TESTO DI

Giuseppe Di Paolo

Chiellini e la parola "odio"



Clamoroso autogol linguistico del difensore della Juve

Il campionato di calcio riparte sì, no, forse. Nell’attesa che i “panem et circenses” domenicali riprendano il loro tran tran, le pagine sportive dei giornali in tempo di lockdown si sono scervellate a pubblicare qualcosa di interessante per mantenere i loro lettori allenati a disputare di calcio. Tra le varie cose hanno reso noto che il calciatore della Juventus, Giorgio Chiellini, arcigno e grintoso difensore centrale della Juventus “odia” l’Inter. È stato lo stesso giocatore a dirlo il 9 maggio in una intervista a Repubblica che annunciava la prossima uscita della sua biografia in cui sottolinea il concetto di “odio”.

Un tempo, a cavallo tra gli anni 60 e 70 c’era un difensore centrale (allora si diceva stopper), Comunardo Niccolai, del Cagliari e della Nazionale, che tirava nella sua porta più di un centravanti avversario e spesso faceva anche goal. Anche Chiellini è un difensore centrale, normalmente non avvezzo a infilzare il proprio portiere, ma questa volta ha fatto proprio un clamoroso autogoal.

Ad onor di completezza, il difensore della Juventus ha detto che odia l’Inter in senso “sportivo”. Questo aggettivo una volta significava (vocabolario Treccani alla mano) “con correttezza e lealtà”. Sarà per questo che, sempre Chiellini, nella stessa intervista ha detto che “il 99,9 per cento delle volte che ho incontrato fuori dal campo persone con cui mi sono scannato in partita, ci siamo fatti due risate”. Ma evidentemente la stessa cosa non succede ai tifosi che dopo averli visti “scannarsi” in campo, escono dagli stadi, eccitati magari proprio dagli scontri e dagli insulti in campo, e scatenano risse e guerriglie urbane con accoltellamenti e con investimenti d’auto, il tutto spesso con contorno di feriti e di morti.

Chiellini sicuramente avrà detto e scritto tutto in buona fede, anche perché il ricavato del libro andrà in beneficenza, ma da uomo (che ha anche studiato, visto che è laureato) dovrebbe sapere che usare la parola “odio” diventa un fatto gravissimo, oggi più che mai, perché attorno all’argomento calcio, negli stadi e sui social, volano maledizioni e insulti al cui confronto il vecchio “arbitro cornuto!” è un buffetto affettuoso.
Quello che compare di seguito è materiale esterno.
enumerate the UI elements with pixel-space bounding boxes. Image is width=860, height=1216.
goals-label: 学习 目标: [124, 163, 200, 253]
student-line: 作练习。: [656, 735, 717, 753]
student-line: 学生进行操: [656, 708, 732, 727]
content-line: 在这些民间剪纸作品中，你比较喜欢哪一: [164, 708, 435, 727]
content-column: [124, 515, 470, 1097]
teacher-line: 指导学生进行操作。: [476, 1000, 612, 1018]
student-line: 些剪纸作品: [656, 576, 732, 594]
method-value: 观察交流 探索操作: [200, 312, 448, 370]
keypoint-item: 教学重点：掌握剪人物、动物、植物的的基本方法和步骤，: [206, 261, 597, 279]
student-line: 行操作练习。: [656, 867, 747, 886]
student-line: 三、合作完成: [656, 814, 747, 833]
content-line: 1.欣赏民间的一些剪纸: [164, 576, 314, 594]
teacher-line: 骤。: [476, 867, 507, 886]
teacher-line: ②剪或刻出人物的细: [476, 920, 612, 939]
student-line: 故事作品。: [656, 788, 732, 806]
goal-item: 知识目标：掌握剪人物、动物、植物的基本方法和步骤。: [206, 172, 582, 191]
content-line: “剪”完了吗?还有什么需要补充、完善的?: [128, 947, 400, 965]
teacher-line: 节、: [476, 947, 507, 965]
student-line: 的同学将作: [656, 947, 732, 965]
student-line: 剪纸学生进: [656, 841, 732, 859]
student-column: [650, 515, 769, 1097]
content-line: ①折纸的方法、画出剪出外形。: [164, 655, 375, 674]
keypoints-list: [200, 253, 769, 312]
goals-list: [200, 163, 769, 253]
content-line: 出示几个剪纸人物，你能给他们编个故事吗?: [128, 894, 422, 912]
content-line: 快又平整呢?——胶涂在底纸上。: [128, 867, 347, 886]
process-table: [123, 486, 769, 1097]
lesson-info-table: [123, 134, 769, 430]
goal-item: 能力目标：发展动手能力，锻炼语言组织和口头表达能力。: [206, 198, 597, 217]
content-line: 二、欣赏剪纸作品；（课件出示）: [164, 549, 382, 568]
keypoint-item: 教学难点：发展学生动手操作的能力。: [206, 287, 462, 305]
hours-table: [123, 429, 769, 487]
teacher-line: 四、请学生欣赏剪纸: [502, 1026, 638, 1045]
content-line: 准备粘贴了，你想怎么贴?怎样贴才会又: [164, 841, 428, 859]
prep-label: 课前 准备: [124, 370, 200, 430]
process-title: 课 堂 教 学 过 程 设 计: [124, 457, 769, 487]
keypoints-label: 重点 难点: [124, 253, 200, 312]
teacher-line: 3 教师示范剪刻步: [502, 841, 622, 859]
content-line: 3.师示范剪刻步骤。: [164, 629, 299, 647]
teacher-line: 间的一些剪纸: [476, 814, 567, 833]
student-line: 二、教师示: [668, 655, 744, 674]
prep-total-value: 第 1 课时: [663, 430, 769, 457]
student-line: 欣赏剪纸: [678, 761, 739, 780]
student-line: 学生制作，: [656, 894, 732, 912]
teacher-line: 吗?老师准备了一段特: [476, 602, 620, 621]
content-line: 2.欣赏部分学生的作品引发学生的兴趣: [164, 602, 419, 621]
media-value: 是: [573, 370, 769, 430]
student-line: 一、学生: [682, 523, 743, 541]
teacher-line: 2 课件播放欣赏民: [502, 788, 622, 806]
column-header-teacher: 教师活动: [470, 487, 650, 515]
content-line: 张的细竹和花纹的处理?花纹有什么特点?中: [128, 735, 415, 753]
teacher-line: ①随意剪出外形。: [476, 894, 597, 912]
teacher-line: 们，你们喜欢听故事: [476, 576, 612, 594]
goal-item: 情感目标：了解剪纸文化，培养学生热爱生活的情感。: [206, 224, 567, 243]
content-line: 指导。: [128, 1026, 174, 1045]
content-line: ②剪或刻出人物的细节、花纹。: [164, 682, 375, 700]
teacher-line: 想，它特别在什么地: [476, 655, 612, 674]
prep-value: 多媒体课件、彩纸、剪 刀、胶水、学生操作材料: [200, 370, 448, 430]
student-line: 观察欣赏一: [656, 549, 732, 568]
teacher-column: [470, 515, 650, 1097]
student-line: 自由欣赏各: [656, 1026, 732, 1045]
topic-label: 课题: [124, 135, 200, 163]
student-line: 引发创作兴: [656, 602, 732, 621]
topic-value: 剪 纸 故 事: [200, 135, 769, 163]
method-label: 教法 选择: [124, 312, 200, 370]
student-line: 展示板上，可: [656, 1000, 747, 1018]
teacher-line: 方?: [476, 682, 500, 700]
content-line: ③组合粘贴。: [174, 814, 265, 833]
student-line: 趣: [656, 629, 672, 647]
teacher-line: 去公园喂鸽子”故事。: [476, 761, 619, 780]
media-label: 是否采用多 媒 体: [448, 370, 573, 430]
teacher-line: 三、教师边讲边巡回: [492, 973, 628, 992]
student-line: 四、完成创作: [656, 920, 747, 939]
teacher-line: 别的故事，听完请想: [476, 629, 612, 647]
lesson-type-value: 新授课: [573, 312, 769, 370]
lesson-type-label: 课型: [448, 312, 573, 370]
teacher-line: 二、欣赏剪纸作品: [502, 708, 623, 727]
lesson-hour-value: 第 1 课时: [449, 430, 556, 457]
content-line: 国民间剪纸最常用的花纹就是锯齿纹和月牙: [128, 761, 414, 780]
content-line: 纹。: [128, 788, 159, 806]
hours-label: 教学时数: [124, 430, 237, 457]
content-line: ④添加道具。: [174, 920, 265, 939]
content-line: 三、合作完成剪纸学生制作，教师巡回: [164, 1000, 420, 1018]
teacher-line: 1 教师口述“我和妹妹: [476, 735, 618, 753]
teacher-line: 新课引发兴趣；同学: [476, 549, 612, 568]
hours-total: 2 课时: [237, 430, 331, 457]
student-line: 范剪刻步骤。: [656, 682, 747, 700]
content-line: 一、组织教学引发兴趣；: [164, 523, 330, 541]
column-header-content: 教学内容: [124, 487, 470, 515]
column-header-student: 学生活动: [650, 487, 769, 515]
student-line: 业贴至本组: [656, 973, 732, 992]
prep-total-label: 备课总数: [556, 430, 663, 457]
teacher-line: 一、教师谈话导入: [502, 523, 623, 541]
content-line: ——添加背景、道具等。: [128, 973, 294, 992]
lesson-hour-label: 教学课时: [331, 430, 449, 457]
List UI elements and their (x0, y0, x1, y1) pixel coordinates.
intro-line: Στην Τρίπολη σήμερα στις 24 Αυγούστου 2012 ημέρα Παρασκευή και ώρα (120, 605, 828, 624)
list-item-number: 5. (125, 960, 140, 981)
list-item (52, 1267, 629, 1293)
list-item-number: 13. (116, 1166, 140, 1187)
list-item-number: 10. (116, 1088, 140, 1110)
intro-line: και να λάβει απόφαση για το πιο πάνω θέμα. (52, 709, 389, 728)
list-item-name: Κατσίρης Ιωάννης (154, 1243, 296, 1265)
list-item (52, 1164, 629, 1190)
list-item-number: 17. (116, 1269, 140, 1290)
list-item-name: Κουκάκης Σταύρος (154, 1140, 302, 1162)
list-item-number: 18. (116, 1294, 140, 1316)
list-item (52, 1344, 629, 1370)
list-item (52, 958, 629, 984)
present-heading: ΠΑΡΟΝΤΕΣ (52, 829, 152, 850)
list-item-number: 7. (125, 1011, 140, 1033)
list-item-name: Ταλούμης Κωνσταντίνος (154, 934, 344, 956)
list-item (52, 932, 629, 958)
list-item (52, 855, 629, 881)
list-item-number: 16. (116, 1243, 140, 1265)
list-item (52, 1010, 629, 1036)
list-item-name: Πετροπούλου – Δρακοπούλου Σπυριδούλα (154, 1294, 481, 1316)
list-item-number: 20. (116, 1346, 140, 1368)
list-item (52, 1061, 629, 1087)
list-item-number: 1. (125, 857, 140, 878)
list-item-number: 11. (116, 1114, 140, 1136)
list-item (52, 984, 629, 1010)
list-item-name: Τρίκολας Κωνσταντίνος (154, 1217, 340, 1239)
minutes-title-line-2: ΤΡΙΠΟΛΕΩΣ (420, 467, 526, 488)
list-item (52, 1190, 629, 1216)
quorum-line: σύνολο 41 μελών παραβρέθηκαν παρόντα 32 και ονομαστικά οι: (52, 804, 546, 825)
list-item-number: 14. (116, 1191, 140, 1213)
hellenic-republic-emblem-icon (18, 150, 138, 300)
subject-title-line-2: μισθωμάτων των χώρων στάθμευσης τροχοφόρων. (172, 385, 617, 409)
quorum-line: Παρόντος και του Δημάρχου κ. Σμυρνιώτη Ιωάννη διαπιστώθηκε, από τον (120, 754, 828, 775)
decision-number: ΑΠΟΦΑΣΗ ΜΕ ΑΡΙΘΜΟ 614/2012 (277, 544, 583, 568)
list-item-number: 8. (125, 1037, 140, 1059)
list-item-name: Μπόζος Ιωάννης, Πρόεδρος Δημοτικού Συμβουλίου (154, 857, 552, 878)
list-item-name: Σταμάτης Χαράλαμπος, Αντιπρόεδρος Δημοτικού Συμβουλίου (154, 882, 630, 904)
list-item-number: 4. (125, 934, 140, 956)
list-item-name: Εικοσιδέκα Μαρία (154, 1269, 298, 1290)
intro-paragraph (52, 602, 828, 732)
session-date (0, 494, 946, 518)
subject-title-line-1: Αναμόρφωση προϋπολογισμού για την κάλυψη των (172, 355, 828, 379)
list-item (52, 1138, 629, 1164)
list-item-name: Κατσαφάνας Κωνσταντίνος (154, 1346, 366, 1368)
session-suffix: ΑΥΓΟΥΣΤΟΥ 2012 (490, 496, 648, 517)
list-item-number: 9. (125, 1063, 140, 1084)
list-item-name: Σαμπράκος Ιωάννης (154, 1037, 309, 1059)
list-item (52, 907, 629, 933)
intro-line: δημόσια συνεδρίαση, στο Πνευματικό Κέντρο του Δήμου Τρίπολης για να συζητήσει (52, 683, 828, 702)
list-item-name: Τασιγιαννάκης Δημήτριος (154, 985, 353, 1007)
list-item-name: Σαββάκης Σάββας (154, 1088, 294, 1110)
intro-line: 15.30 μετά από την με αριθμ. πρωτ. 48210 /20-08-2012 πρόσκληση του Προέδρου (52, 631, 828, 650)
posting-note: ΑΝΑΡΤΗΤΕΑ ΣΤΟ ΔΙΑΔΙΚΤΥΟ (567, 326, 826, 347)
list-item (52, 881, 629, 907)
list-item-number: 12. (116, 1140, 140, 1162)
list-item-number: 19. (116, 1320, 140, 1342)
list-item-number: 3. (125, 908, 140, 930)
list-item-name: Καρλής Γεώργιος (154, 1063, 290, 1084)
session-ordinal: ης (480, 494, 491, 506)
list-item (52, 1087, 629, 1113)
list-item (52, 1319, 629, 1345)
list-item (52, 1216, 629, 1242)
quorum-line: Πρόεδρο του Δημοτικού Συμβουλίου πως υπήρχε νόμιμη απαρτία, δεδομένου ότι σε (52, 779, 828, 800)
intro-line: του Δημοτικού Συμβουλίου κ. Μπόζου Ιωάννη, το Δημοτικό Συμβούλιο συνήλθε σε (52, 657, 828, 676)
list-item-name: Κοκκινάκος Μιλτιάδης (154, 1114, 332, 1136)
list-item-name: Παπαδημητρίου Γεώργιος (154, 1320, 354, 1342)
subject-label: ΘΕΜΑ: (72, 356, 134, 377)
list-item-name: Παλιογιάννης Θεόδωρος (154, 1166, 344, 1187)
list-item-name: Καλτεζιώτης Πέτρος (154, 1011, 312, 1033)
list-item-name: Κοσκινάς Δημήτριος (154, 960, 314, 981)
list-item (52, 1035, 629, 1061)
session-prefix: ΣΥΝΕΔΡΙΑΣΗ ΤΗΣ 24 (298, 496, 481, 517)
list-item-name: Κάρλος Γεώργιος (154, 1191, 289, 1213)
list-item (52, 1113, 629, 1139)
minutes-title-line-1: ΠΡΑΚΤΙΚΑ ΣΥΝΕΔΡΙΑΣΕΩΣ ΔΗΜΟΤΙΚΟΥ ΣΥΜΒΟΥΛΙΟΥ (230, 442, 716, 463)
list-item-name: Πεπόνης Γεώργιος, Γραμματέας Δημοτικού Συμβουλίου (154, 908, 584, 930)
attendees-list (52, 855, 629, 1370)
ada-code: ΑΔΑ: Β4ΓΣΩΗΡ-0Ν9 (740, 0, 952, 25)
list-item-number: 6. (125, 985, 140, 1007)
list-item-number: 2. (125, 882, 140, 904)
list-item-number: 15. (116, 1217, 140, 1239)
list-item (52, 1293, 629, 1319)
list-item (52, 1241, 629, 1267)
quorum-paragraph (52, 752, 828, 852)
Oggi basta un giretto su internet e dintorni per scoprire un mondo infinito di “odiatori” di professione, i cosiddetti hater che esprimono e diffondono odio e intolleranza verso l’altra parte, non importa se si tratta dell’altra curva dello stadio o dell’altra sponda del Mediterraneo. Forse non c’era bisogno che si aggiungesse anche l’odio “sportivo” di un calciatore così famoso che per quattro calci al pallone prende milioni di euro.

Negli ultimi mesi, la chiusura degli stadi per Corona virus ci ha dato modo di verificare una cosa: con o senza calcio la nostra vita va avanti ugualmente, anzi abbiamo avuto modo di accorgerci che le cose importanti sono altre, vedi le decine di migliaia di medici e infermieri che lottano in ospedale tutti i giorni e non solo la domenica per salvare le persone, rischiando la loro stessa vita. Forse dobbiamo capitalizzare questo periodo di riflessione e riconsiderare la giusta scala di valori, dando meno spazio a calciatori strapagati che parlano di odio e prestando più attenzione a medici e infermieri (che strapagati non sono), ma che rischiano ogni giorno la vita per gli altri. È ora di cominciare a dare il giusto riconoscimento a chi invece dei piedi usa la testa.